22 things to add to a poem that acts "as if" it feels neglected.

  1. An unexpected acorn.

  2. The movements of a mother’s face as she repudiates longsuffering.

  3. A long-suffering velvet recliner.

  4. An unexpected metaphor or description of joy. I’m thinking of when Ross Gay wrote that something “truly filled my heart with flamingos.”

  5. A subversion of the word “rapacious”.

  6. A hex.

  7. A historic earthquake or volcanic eruption that family members have mentioned.

  8. A Xerox copy of something.

  9. An explicit reference to another poem in which you are referring to a poem by someone else. In the poem about colored pencils.

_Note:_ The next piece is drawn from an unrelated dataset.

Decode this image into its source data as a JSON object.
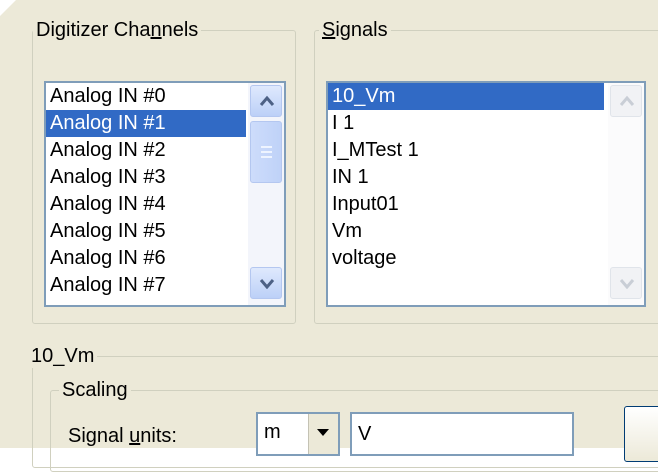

  10. A furry mammal you haven’t anthropomorphized for the purpose of the poem or pleasure.

  11. A tired O. The opposite of an ecstatic O. An O that generates suspense.

  12. A line from a poem by Mary Jo Bang.

  13. The word “syntax” in scare quotes. Possibly with reference to a body part.

  14. A sin tax dressed up like a poll tax.

  15. An I-statement that suffers from non-sequitur.

  16. What Ross Gay calls “an event illegible except for its unfathomable beauty”. Which may involve fireflies.

  17. An invented business establishment or office. Like the “Bureau of Sad Endings” that appears midway through a poem by David Berman.

  18. The word “busted”.

  19. A melting glacier. Or any effect of climate change that appears quietly, desperately, ominously in the background.

  20. A risk management heat map.

  21. A word from R. A. Villanueva’s “Sonnet 146”.

  22. Something he said to you and never took back.